Duke University researchers have successfully developed a pan-coronavirus vaccine that protects against three deadly strains of the virus and demonstrated its effectiveness in a mouse study. The development paves the way for potential human trials and marks significant progress in developing a universal coronavirus vaccine, addressing a critical global health need.

A vaccine against three deadly coronaviruses has proven effective in preliminary trials in mice, underscoring the potential of a universal coronavirus vaccine. The study, conducted by experts at Duke University's Human Vaccine Institute, was recently published in the journal Cell Reports. The innovative nanoparticle vaccine builds on a previous vaccine that protected mice and primates against infection by various strains of SARS-CoV-2, the virus responsible for COVID-19.

In the study, the vaccine protected mice against SARS-CoV-1, another SARS coronavirus that can infect humans, and MERS coronavirus, which has caused regular deadly outbreaks around the world.

"We have made important progress toward developing broadly protective vaccines against coronaviruses," said senior author Dr. Kevin O. Saunders, associate director of Duke University's Human Vaccine Institute. "These pathogens cause or have the potential to cause significant human infection and loss of life, and a vaccine that provides protection could slow or even prevent another pandemic."
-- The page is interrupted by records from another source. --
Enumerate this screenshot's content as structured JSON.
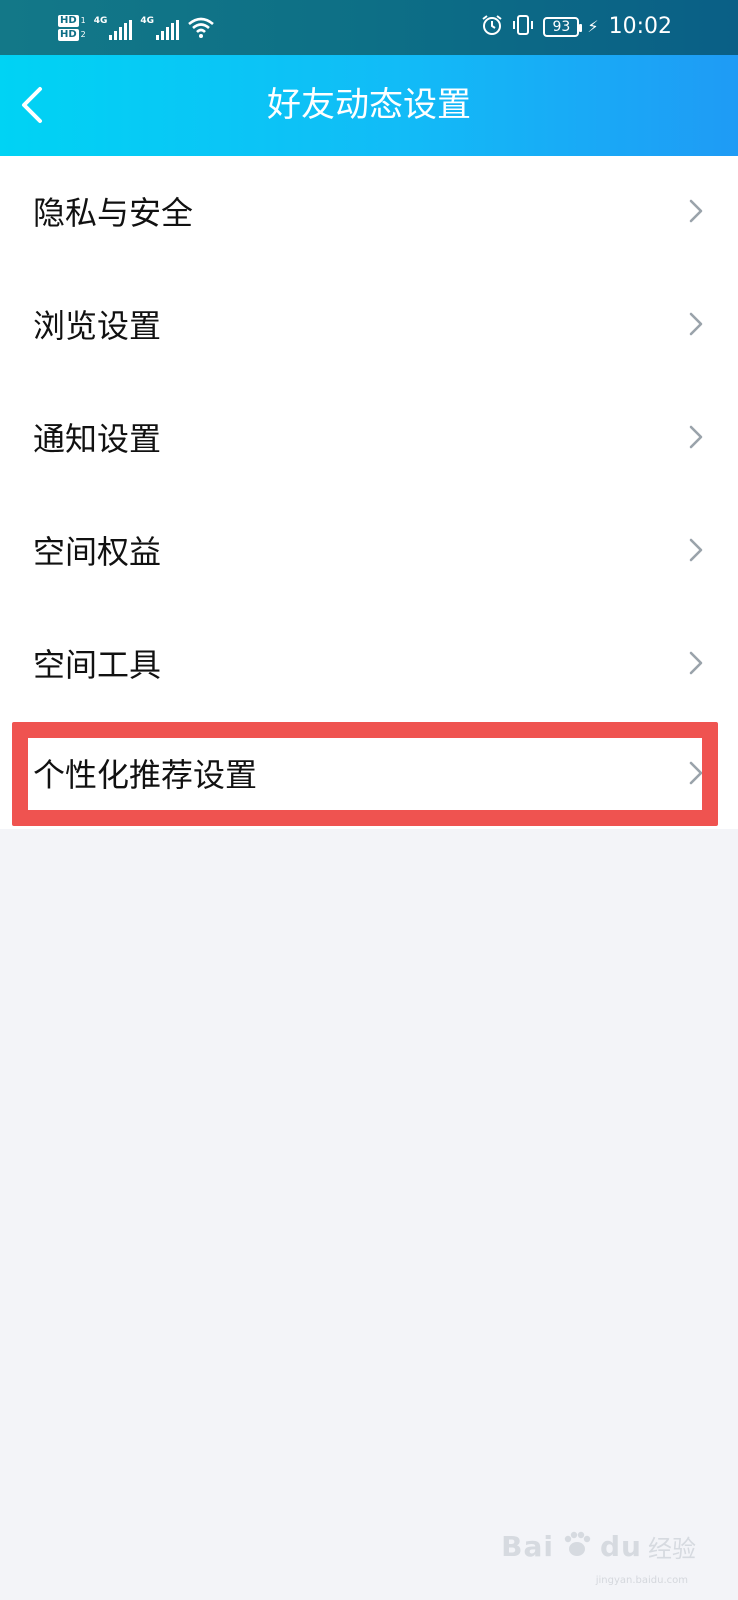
{
  "status_bar": {
    "hd_1": "HD",
    "hd_1_sub": "1",
    "hd_2": "HD",
    "hd_2_sub": "2",
    "net_1": "4G",
    "net_2": "4G",
    "battery": "93",
    "time": "10:02",
    "icons": [
      "signal-icon",
      "wifi-icon",
      "alarm-icon",
      "vibrate-icon",
      "battery-icon",
      "charging-icon"
    ]
  },
  "header": {
    "title": "好友动态设置",
    "back_icon": "chevron-left-icon"
  },
  "menu": {
    "items": [
      {
        "label": "隐私与安全"
      },
      {
        "label": "浏览设置"
      },
      {
        "label": "通知设置"
      },
      {
        "label": "空间权益"
      },
      {
        "label": "空间工具"
      },
      {
        "label": "个性化推荐设置",
        "highlighted": true
      }
    ],
    "chevron_icon": "chevron-right-icon"
  },
  "watermark": {
    "brand": "Bai",
    "brand2": "du",
    "cn": "经验",
    "sub": "jingyan.baidu.com"
  },
  "colors": {
    "header_gradient_start": "#00d3f4",
    "header_gradient_end": "#1f9bf5",
    "statusbar": "#0f6f86",
    "highlight": "#ef5350",
    "page_bg": "#f3f4f8",
    "chevron": "#9aa3ab"
  }
}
Sanders and colleagues created the trivalent vaccine using a nanoparticle loaded with a key fragment from each coronavirus called the receptor-binding domain. This segment is a docking site on the virus that allows the virus to penetrate human cells, and it provides immune cells with enough information to mount an effective response to the actual coronavirus entering the body.

In earlier studies in mice and primates, researchers demonstrated that early iterations of nanoparticle vaccines were effective against multiple SARS-CoV-2 variants. Human trials of vaccines carrying immunogens from different SARS-CoV-2 variants are planned next year, including those that have been dominant since the initial outbreak in late 2019.

The current work expanded the vaccine's ingredients to include a virus related to SARS and the MERS virus. In laboratory studies and experiments on mice, researchers found that the vaccine candidate produced inhibitory immune molecules called antibodies against all three types of disease-causing human coronaviruses.

Importantly, the vaccinated mice did not become ill when challenged with a SARS-like virus or a MERS-like virus.

"This study is proof of concept that a single vaccine that protects against both MERS and SARS viruses is an achievable goal," Sanders said. "Given that one MERS virus and two SARS viruses have infected humans in the past two decades, developing a universal coronavirus vaccine is a global health priority."